Muradımın ve yalnızlığımın yüzü suyuna erdim rahmetine ve o devasa ışık yalnızlığın yalan olduğu ve o rutubetli sözcükler saklı sandığımda bir de ihtimal dahi vermediklerim sanıp dost olduklarını y/anıldığım her ne hikmetse ve şimdi bir sürahi dolusu soğuk sözcükle ıslatıyorum sayfamı ve gözlerimdekini görmezden gelirken aşkın hicvi ile soluklanıyorum nazlanan ışıklara da yabancı iken mevsimin sönmüş feri…

 

 

 

‘’Yanlış, daha baştan yanlış

Bir şiirdi bu, biliyorum

Ve belki ömrümüzün yakın geçmişi

Bu kadar doğruydu ancak, kim bilir

Kalbim unut bu şiiri.’’ (A. Telli)

 

 

 

 

Yorgun sözcükler yaftaların nazarında

Kıblem ve mabedim

Saklı hazinem

Namerdim çıkarsam yolundan ümidin

Belki de sarkıtı hayallerin

Derinlerde saklı o huşu

Mezar başı şiirin

Hangi iklimse kanayan

Saklı bir feryat yuvalanan gözlerime

Acının nezdinde ne çok ne çok kor hece.

 

Bükemedim kalemin bileğini

Mecburen öptüm de tüm alfabeyi.

T/aşkın laneti

Bil mukabil sonsuzluğa verdiğim selamda

Saklı bir zarafet

Dirayetin ödenen kefareti

Yıldız tozunda saklı mutum ve umudum

Kayan hecelerden alamadığım gözümü

Latife yapan hangi nesir

Belki de esiri olduğum bu düşün

Günü birlik laneti

Uğurladığım ufak ufak

Uladığım nice ırmakta saklı nimet

Bir zümreysem ayrı düştüğüm

Bir minvalse kendimi avuttuğum.

Şimdi ışıyan şehrin yalnızlığı

Rüzgâra verdiğim ödün

Aşksa özlemin ödülü

Kardığım haznemde…

 

Kıyasıya bir ömür kıstası yüreğin

Nice dolduruşa hükmeden

Hummalı bir alışveriş

Lakin olmasın da karşılığı sevmelerin

İnancın yankısı rüzgâr

Belki beylik söylemlerde saklı o güzergâh

Üstelik laf olsun diye sevmedim

Yazmanın meali elbet

Tutuklu yüreğim:

Tünediğim ve tükettiğim haznem

Bir de kavuşamadığım hazinem

Severek dokunduğum kıyısına köşesine.

 

Hararetli bir koşu

Gel gör ki çoktan kaldım yokuşun başında.

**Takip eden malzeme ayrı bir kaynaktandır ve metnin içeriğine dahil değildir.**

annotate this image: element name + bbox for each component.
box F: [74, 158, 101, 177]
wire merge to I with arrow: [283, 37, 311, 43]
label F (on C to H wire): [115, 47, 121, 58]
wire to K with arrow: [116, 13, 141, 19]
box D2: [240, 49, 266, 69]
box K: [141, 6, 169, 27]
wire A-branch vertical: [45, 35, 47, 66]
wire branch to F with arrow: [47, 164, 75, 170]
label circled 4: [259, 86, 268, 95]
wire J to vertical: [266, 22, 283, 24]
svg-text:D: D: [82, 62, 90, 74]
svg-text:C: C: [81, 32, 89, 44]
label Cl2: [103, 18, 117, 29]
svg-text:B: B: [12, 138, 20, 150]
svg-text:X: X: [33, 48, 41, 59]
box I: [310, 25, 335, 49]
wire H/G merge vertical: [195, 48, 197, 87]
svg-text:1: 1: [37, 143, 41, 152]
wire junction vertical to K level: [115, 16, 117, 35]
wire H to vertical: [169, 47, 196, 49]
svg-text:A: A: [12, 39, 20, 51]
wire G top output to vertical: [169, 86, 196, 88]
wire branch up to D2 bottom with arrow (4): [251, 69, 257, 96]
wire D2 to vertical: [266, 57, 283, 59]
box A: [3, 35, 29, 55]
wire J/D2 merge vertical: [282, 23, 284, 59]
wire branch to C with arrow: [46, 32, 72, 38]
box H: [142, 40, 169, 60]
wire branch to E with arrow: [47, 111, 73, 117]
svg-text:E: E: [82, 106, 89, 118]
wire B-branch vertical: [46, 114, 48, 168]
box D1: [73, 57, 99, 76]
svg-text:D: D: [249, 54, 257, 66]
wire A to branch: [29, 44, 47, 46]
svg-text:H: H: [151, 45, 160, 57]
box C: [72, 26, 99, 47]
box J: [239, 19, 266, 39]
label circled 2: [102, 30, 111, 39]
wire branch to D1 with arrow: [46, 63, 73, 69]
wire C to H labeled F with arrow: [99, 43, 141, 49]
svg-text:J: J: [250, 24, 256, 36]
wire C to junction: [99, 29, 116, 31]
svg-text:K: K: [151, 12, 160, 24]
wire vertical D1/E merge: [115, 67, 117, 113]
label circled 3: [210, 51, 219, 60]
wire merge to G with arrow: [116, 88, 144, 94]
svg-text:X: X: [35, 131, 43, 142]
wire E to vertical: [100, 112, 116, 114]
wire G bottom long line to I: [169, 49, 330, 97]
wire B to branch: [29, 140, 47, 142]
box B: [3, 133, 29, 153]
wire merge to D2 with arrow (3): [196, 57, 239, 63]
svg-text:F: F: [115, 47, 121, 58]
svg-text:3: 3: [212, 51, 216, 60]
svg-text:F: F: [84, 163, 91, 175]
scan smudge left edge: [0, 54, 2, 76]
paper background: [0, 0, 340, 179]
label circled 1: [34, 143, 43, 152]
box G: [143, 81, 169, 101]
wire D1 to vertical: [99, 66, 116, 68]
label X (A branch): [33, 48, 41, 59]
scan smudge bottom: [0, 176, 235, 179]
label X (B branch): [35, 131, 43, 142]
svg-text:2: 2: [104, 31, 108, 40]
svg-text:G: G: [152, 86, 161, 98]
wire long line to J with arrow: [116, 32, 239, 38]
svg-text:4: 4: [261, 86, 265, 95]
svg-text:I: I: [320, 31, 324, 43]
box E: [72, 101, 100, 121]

Sevecen yüreğimde saklı illa ki tevazu

Yoksa nasıl karşılık verirdim ben dilsiz iblise?

Sözcüklerim kadar sıcak bir iklim olmalıydı

Başımın tacı nefesim

Nefsimle vedalaştığım ezelden

Aşkın hicreti ile geçiştiremediğim bir hüzün

Köhnelerden sızan o kurşun

Kaydığım düştüğüm bir zemin de değil hani.

 

Kör döğüşüymüş ömür

Kor bildiğim sevecen bir hikmet oysa

Savrulan ne çok yeis:

Elbet karşılık vermediğim bir isyan

Rabbimin tanıklığında baş koyduğum iman.

 

Bir semazen gölge peşime düşen

Bir hücre aslında asılı kaldığım yalnız zümrem

Kendimin yoldaşı iken kalem

Dumura uğrayan kepaze gece

Günü kovalayıp sarıldığım bir eksen

Yol yorgunu filan da değilim hani

Senin yerine bile kolayca severken…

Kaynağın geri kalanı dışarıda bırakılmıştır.